Die Stadt spielt verrückt. Nach vielen Wochen Dunkelheit, Regen und Kälte durchflutet Sonnenlicht die Straßen. Die Strahlen des Zentralgestirns erwärmen Bordsteinkanten und Bänke. Ohne Erkältungsgefahr kann man sich auf ihnen niederlassen. Selbst die auf dem Trottoir aufgebauten Tische und Stühle des Gastronomiegewerbes verlieren rasch den Anflug von wochenlang unterkühlter Verzweiflung.
Doch was passiert vor den Augen der gelassen am Milchkaffee nippenden Kundschaft? Eben noch völlig beherrschte Menschen brechen aus unerklärlichen Gründen in Raserei aus. Die Polizei dreht durch und verfolgt mit Blaulicht einen Fahrradfahrer - nur weil er während der Fahrt mit dem Handy telefoniert hat. Vor der Apotheke beschimpfen sich wüst zwei Männer und gehen dann körperlich aufeinander los. Aus der Kneipe daneben wird ein älterer Herr mit buntem Regenschirm herausgeworfen. Wenige Minuten später taucht er vor unserer Kneipe auf. Er brabbelt vor sich hin, stellt sich dann in Positur und behauptet, der wiedererstandene Charly Chaplin zu sein. Deklamierend zieht er weiter. Kurz darauf fliegt die stadtbekannte Nachtigall von Ramersdorf ein und bringt aus schiefem Hals mit krächzender Stimme Töne hervor, wie man sie sonst nur von quietschenden Bettfedern kennt. Zum Glück klingelt das Telefon - eine gute Gelegenheit zum Ohrenschonen durch Weglaufen. Ich komme gerade dann zum Tisch zurück, als die Nachtigall den Obolus fürs Ständchen einzutreiben beginnt. Weil niemand von uns dem Folge leistet, verwandelt sich der Singvogel in ein gefiedertes Höllentier. "Ich wünsche euch alle Krankheiten an den Hals. Ihr verfluchten Ungetauften, die ihr nicht geben könnt. Krank werden sollt ihr zur Strafe!"

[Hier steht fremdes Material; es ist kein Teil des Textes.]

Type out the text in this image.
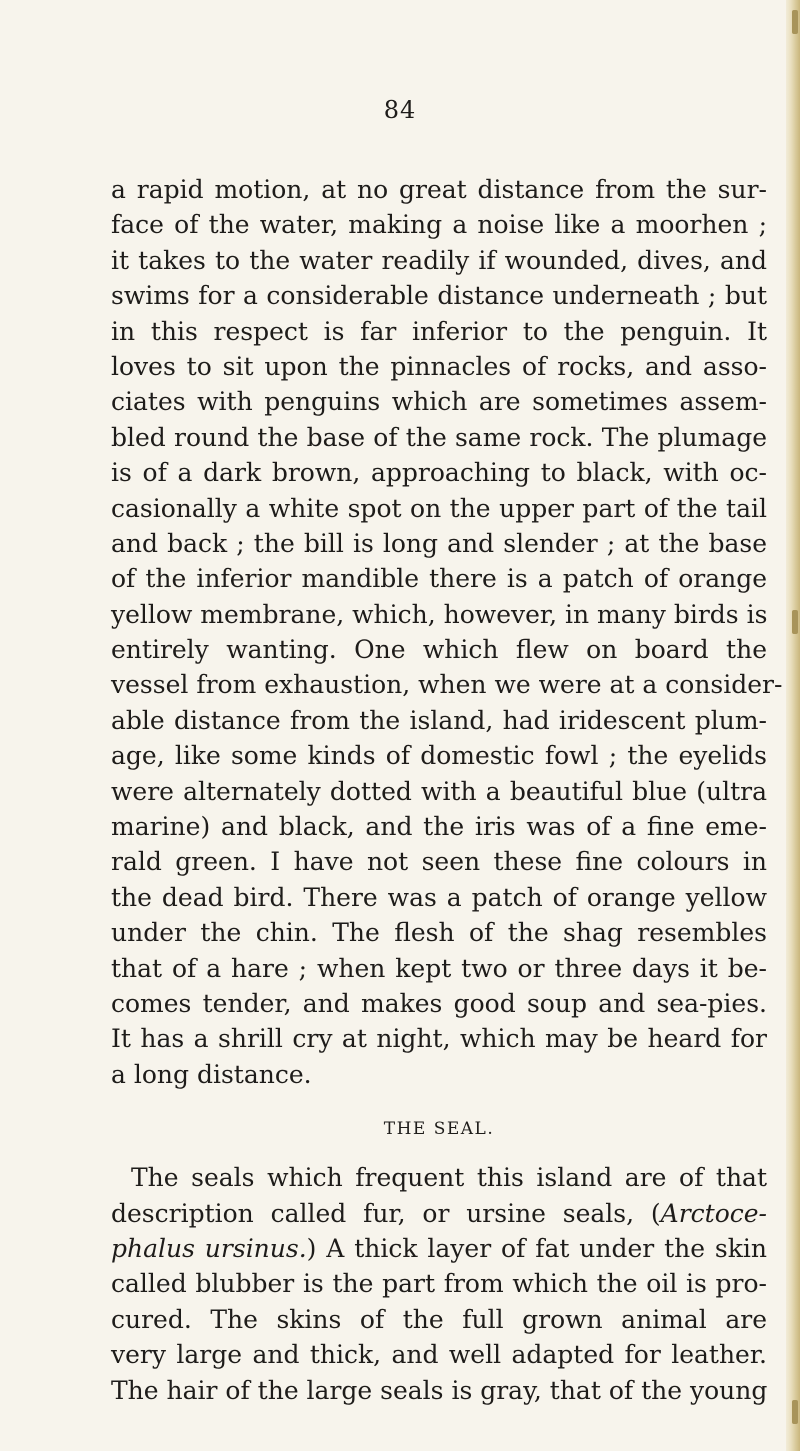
84
a rapid motion, at no great distance from the sur-
face of the water, making a noise like a moorhen ;
it takes to the water readily if wounded, dives, and
swims for a considerable distance underneath ; but
in this respect is far inferior to the penguin. It
loves to sit upon the pinnacles of rocks, and asso-
ciates with penguins which are sometimes assem-
bled round the base of the same rock. The plumage
is of a dark brown, approaching to black, with oc-
casionally a white spot on the upper part of the tail
and back ; the bill is long and slender ; at the base
of the inferior mandible there is a patch of orange
yellow membrane, which, however, in many birds is
entirely wanting. One which flew on board the
vessel from exhaustion, when we were at a consider-
able distance from the island, had iridescent plum-
age, like some kinds of domestic fowl ; the eyelids
were alternately dotted with a beautiful blue (ultra
marine) and black, and the iris was of a fine eme-
rald green. I have not seen these fine colours in
the dead bird. There was a patch of orange yellow
under the chin. The flesh of the shag resembles
that of a hare ; when kept two or three days it be-
comes tender, and makes good soup and sea-pies.
It has a shrill cry at night, which may be heard for
a long distance.
THE SEAL.
The seals which frequent this island are of that
description called fur, or ursine seals, (Arctoce-
phalus ursinus.) A thick layer of fat under the skin
called blubber is the part from which the oil is pro-
cured. The skins of the full grown animal are
very large and thick, and well adapted for leather.
The hair of the large seals is gray, that of the young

Die Verwünschung steht noch im Raum, als wieder das Telefon klingelt. Eine Beziehung ist zerbrochen. Wahrscheinlich den Wetterumschwung erahnend und Frühlingsgefühle verspürend suchte ein Mann in der vergangenen Nacht das Glück bei einer fremden Frau. Er kehrte erst am Mittag zu seiner Freundin zurück, die ihn daraufhin endgültig vor die Tür setzte. Neue Meldungen treffen in unserer provisorischen Unheilsammelstelle ein. Ein befreundetes Kollektiv leidet unter Auflösungserscheinungen.
Die Apokalypse im Kleinformat droht. Zum Glück wird es bald dunkel. Eine letzte Prügelei vor dem Imbiss. Dann sinkt die Temperatur unter 10 Grad. Die Gemüter kühlen sich ab. Die Raserei ist vorbei. Die Stadt hat ihre Frühlingsprobe verpatzt.